Zacarías 8
Biblia de Jerusalén 4 Edición (2009) ›1Yahvé dirigió la palabra en estos términos:
2Así dice Yahvé Sebaot: Siento celos de Sión, unos celos terribles; siento por ella pasión, una pasión enorme.
3Así dice Yahvé: Volveré a Sión, habitaré en medio de Jerusalén. Jerusalén se llamará Ciudad-de-Fidelidad, y el monte de Yahvé Sebaot, Monte-de-Santidad.
4Así dice Yahvé Sebaot: Aún se sentarán viejos y viejas en las plazas de Jerusalén, cada cual con su bastón en la mano, de tan viejos que se harán;
5las plazas de la ciudad se llenarán de muchachos y muchachas, que jugarán en sus plazas.
6Así dice Yahvé Sebaot: Y si en aquellos días esto parece imposible al Resto de este pueblo, ¿también yo he de juzgarlo imposible? —oráculo de Yahvé Sebaot—.
7Así dice Yahvé Sebaot: Voy a salvar a mi pueblo, a traerlo de oriente, del país donde se pone el sol;
8voy a traerlos * para que moren en medio de Jerusalén.
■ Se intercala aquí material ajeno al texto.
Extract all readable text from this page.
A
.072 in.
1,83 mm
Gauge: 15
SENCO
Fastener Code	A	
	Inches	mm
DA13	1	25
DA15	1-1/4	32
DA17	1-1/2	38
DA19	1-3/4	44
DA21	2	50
Ellos serán mi pueblo y yo seré su Dios con fidelidad y con justicia.
9Así dice Yahvé Sebaot: Recobrad el ánimo, vosotros que oísteis esos días las palabras pronunciadas por los profetas, desde el día * en que se echaron los cimientos del templo de Yahvé Sebaot para reconstruirlo.
10Porque hasta esos días no había paga ni para los hombres ni para el ganado; no había paz para hacer una vida normal, a causa del enemigo, y yo había dado rienda suelta * a los enfrentamientos entre los hombres.
11Pero ahora ya no seré para el Resto de este pueblo como en días pasados —oráculo de Yahvé Sebaot—.
12Porque hay simiente de paz: la vid dará su fruto, la tierra dará sus productos y los cielos darán su rocío; y yo daré en posesión al Resto de este pueblo todas estas cosas.
13Y del mismo modo que fuisteis malditos entre las naciones, casa de Judá y casa de Israel, así os salvaré yo, y seréis benditos; ¡no tengáis miedo, recobrad el ánimo!
14Así dice Yahvé Sebaot: Aunque decidí haceros mal cuando me irritaron vuestros padres —dice Yahvé Sebaot— y no me arrepentí de ello,
15en estos días he decidido favorecer a Jerusalén y a la casa de Judá: ¡no temáis!
16Esto es lo que debéis hacer: Deciros la verdad unos a otros; juzgar con equidad en vuestros tribunales;
17no maquinar el mal entre vosotros, y no aficionarse a jurar en falso, porque odio todas estas cosas —oráculo de Yahvé—.
18Yahvé me dirigió la palabra en estos términos:
19«Así dice Yahvé Sebaot: El ayuno de los meses cuarto, quinto, séptimo y décimo será para la casa de Judá ocasión de regocijo, alegría y faustas solemnidades * . Amad, pues, la verdad y la paz.»
20Así dice Yahvé Sebaot: Todavía vendrán pueblos y habitantes de grandes ciudades.
21Y los habitantes de una ciudad irán a la otra diciendo: «Vamos a aplacar a Yahvé y a visitar a Yahvé Sebaot: ¡yo también voy!»
22Y vendrán pueblos numerosos y naciones poderosas a visitar a Yahvé Sebaot en Jerusalén, y a aplacar a Yahvé.
23Así dice Yahvé Sebaot: Aquellos días, diez hombres de todas las lenguas de las naciones asirán por la orla del manto a un judío diciendo: «Queremos ir con vosotros, porque hemos oído decir que Dios está con vosotros.»